After 2013-14, the Penguins dealt Orpik to their bitter divisional rivals in the nation’s capital. Proving that bad habits die hard, he once again added to his “dirty player” reputation during the 2016 Stanley Cup Playoff series against none other than his former team, the Penguins. In the second game of those Eastern Conference Semifinals, Orpik delivered an illegal hit to the head of Olli Määttä, which earned him another costly three-game suspension and helped turn the tide of a series that the Capitals were leading 1-0 at the time. Without Orpik’s physical play to back them up, Washington lost to Pittsburgh in six games.

Coming Through in the Clutch

However, Orpik was not all fire and brimstone, and his skill at distributing the puck in addition to his hard-nosed defense earned him a career plus/minus rating of plus-79. He wasn’t a frequent threat to light the lamp himself, which made the few times he did all the sweeter.

His career may be defined by three game-winning goals in the Stanley Cup Playoffs. 

In the first round of the 2013 playoffs, then-Penguin Orpik sent the New York Islanders home with his first career postseason goal, a one-timer slapshot that bounced off the crossbar and past Evgeni Nabokov for the series-winner in a 4-3 victory.

Five years later, Orpik would shine on an even more important stage, in an even more unexpected way. In the second game of the 2018 Stanley Cup Final versus the Vegas Golden Knights, Orpik snuck a slapshot past his former Penguins teammate Marc-Andre Fleury for his first goal in over two years. Washington would go on to win the game 3-2.

Game 2 highlights courtesy of Sportsnet. Orpik’s goal at 1:46.

The following year, in a season where Orpik fought through knee pain since October, he delivered one last dramatic moment with what turned out to be his final NHL goal. In the second game of the Capitals’ first-round series with the Carolina Hurricanes, which the Capitals would eventually lose in seven games, Orpik scored the overtime, game-winner.

Clip courtesy National Hockey League / NBC Sports.

Orpik Becoming “Batya”

While Orpik’s physical style of play may not have won over any opposing teams’ fanbases – in fact, the Määttä incident lost him much of the ten seasons worth of respect he had garnered with the Penguins faithful – his Capitals teammates took to him as a locker-room inspiration during their 2018 Stanley Cup run.

At 37-years-old by the 2017-18 season, by far the oldest member of the Stanley Cup champion roster, Orpik emerged as a father figure for the Capitals – so much so that he earned the nickname “Batya”, Russian for “father” or “dad”. Teammates such as Jakub Vrana and Madison Bowey attest to Orpik’s sense of humor, which kept the team afloat in dire situations such as the Capitals’ seven-game losing streak in January 2019 which threatened to derail their hopes of even making the postseason.

Brooks Orpik
Brooks Orpik at the Washington Capitals Stanley Cup parade. (Sammi Silber/THW)

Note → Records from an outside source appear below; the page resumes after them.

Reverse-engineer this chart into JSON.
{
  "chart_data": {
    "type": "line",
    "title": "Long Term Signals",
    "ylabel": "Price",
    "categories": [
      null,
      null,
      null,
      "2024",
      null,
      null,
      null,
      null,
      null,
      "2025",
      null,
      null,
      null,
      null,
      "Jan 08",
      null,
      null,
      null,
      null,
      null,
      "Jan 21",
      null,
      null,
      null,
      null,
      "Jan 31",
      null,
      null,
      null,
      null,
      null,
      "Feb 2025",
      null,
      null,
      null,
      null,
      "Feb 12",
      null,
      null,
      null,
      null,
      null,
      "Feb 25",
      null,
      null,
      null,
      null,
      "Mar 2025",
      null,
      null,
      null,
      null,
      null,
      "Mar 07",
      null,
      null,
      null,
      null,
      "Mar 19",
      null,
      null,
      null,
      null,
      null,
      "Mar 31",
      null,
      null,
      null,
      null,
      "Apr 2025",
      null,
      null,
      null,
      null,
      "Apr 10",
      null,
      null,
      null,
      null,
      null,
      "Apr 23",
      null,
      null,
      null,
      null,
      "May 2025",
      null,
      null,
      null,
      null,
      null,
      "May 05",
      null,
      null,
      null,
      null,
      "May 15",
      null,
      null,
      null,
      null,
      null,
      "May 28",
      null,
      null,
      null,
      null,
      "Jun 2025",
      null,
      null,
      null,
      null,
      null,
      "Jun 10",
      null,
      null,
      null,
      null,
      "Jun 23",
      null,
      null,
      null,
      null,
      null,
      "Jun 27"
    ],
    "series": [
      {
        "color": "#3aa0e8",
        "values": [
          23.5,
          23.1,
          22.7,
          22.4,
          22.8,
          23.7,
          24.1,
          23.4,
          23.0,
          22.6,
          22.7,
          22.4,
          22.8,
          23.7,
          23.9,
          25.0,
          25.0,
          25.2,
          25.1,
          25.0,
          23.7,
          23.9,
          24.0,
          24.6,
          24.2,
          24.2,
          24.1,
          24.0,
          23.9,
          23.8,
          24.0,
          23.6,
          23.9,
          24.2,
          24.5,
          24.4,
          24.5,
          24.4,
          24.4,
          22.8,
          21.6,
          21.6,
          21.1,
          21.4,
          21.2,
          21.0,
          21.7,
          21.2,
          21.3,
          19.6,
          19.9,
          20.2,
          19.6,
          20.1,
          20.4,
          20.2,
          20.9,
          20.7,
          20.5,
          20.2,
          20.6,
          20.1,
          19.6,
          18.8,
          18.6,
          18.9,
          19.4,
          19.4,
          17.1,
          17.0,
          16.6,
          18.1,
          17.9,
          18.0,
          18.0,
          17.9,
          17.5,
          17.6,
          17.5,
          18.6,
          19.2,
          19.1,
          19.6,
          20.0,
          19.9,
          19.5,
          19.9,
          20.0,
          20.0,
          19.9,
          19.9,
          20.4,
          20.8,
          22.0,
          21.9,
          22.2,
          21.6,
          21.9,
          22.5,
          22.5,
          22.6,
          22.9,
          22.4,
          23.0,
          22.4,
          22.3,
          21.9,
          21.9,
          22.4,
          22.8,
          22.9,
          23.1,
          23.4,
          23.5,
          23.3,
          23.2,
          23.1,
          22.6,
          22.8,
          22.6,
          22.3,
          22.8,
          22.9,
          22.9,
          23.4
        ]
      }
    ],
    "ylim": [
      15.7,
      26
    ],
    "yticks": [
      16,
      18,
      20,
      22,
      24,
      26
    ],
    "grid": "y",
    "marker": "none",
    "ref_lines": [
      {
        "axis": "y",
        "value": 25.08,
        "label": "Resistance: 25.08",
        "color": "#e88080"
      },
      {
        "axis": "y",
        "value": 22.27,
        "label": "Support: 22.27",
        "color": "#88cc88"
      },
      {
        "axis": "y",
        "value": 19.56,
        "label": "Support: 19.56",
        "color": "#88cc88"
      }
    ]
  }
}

Despite this, and the championship he helped bring to Washington, it was clear Orpik was on his last legs. The Capitals traded him to the Colorado Avalanche less than three weeks after the season, only for the Avs to buy him out. Washington re-signed him on July 25th, but the grizzled defender was never at full strength for the 2018-19 season following a knee injury in October which required surgery. At its lowest point, according to NBC Sports’ Rob Carlin, Orpik was forced to “use the elevator at [Capital One Arena] to go up and down cause [he] couldn’t go up and down stairs.”

Ultimately, the pain in his knee convinced Orpik that he would not play another NHL season. He retires with two Stanley Cups, an Olympic silver medal, and a reputation as a jovial, hard-working team leader beloved by all who played with him.